ÖNDER: BEN SİZE NE YAPTIM? ETİNİZİ Mİ ÇALDIM SÜTÜNÜZÜ MÜ DÖKTÜM

Eski HDP Milletvekili Sırrı Süreyya Önder, konuşmasında, “Yargı siyasallaşmış” demek gerçeği açıklamaya yetmiyor bugünün şartlarında söylenmesi gereken şudur: “siyaset yargısallaşmıştır”. Dün de öyleydi bugün de öyle” dedi.

Filistin konusunda gösterilen hassasiyet ile Kobani konusunda gösterilen hassasiyetin aynı olduğunu belirten Önder, “Bunu yargılamaya çalışarak 6 milyonu olağan şüpheli haline getiremezsiniz” değerlendirmesinde bulundu.

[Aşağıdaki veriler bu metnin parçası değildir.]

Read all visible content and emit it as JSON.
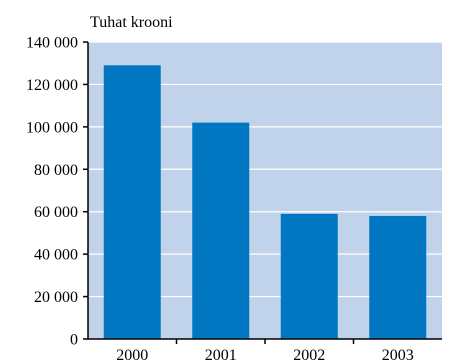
{
  "chart_data": {
    "type": "bar",
    "ylabel": "Tuhat krooni",
    "categories": [
      "2000",
      "2001",
      "2002",
      "2003"
    ],
    "values": [
      129000,
      102000,
      59000,
      58000
    ],
    "ylim": [
      0,
      140000
    ],
    "yticks": [
      0,
      20000,
      40000,
      60000,
      80000,
      100000,
      120000,
      140000
    ],
    "ytick_labels": [
      "0",
      "20 000",
      "40 000",
      "60 000",
      "80 000",
      "100 000",
      "120 000",
      "140 000"
    ],
    "grid": true,
    "legend": "none"
  },
  "colors": {
    "plot_background": "#c0d3ea",
    "bar": "#0077c0",
    "gridline": "#ffffff",
    "axis": "#000000"
  }
}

Önder, davaya müşteki olarak avukat gönderen Et ve Süt Kurumu’na da seslendi, “Et ve süt kurumunun temsilcisi de orada, soruyorum: Ben size ne yaptım? Etinizi mi çaldım, sütünüzü mü döktüm? Bana ve arkadaşlarıma 38 müebbet istenen bir davada müşteki olacak kadar ne geldi başınıza?” dedi. (Gazete Duvar)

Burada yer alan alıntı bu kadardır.